Housing costs have been identified as a key contributor to the rising living costs that are a driver of poverty in Wales (JRF, 2018; 2020). Among the poorest fifth of working age adults, 42% were spending more than a third of their income on housing–an increase from 36% in 1994-97 (JRF, 2018). Despite slow private rent increases and times of real-terms reductions in housing costs over the last ten years, poverty rates amongst private renters remain higher in Wales than elsewhere in the UK, at around 41% (JRF, 2020). Private renters are also more likely to be overburdened with housing costs compared to other tenures: 39% spend over a third of their income on housing (JRF, 2018). During the Coronavirus pandemic private rental prices grew by 1.5% in Wales in the 12 months to May 2021, a higher rate of increase than in England and Scotland but lower than in Northern Ireland (ONS, 2021b).

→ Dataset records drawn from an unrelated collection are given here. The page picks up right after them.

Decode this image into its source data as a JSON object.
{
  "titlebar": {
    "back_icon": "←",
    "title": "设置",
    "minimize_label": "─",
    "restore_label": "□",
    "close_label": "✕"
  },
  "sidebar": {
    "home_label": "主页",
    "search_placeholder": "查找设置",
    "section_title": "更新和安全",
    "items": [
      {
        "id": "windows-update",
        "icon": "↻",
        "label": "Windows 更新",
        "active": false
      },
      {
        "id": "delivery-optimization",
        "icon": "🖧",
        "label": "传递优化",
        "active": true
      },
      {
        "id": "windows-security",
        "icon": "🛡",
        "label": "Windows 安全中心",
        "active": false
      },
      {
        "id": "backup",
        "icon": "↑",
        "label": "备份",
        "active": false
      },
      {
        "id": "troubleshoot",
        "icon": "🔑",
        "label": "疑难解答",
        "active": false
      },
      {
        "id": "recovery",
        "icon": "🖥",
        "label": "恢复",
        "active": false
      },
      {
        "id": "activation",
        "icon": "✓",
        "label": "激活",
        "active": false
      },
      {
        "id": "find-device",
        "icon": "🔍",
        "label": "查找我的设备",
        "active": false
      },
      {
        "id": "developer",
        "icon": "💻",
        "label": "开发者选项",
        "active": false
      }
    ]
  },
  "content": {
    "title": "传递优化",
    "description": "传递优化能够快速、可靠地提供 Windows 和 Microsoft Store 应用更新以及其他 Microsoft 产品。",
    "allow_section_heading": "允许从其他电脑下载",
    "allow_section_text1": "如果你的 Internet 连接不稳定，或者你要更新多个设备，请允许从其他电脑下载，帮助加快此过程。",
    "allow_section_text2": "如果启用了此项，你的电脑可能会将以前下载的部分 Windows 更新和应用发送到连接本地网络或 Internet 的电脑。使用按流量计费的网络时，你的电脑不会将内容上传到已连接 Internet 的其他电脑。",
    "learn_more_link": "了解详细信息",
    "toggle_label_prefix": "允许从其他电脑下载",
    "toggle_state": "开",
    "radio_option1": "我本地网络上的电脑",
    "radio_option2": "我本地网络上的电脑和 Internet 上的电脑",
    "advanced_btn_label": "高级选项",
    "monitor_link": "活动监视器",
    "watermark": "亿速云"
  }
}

Tenants in the social rented sector are also more likely to be living in poverty compared to private renters and owner-occupiers, with a poverty rate stable at around 48% since 2016 (Welsh Government, 2021) – a level much higher than any of the other nations of the UK (JRF, 2020). Social housing tenants are also disproportionately more likely to live in material deprivation (46%) compared to private renters (31%) and owner-occupiers (7%) (Carter, 2022a). Across the UK, there is evidence that the depletion of the social housing stock has been felt most keenly by young people.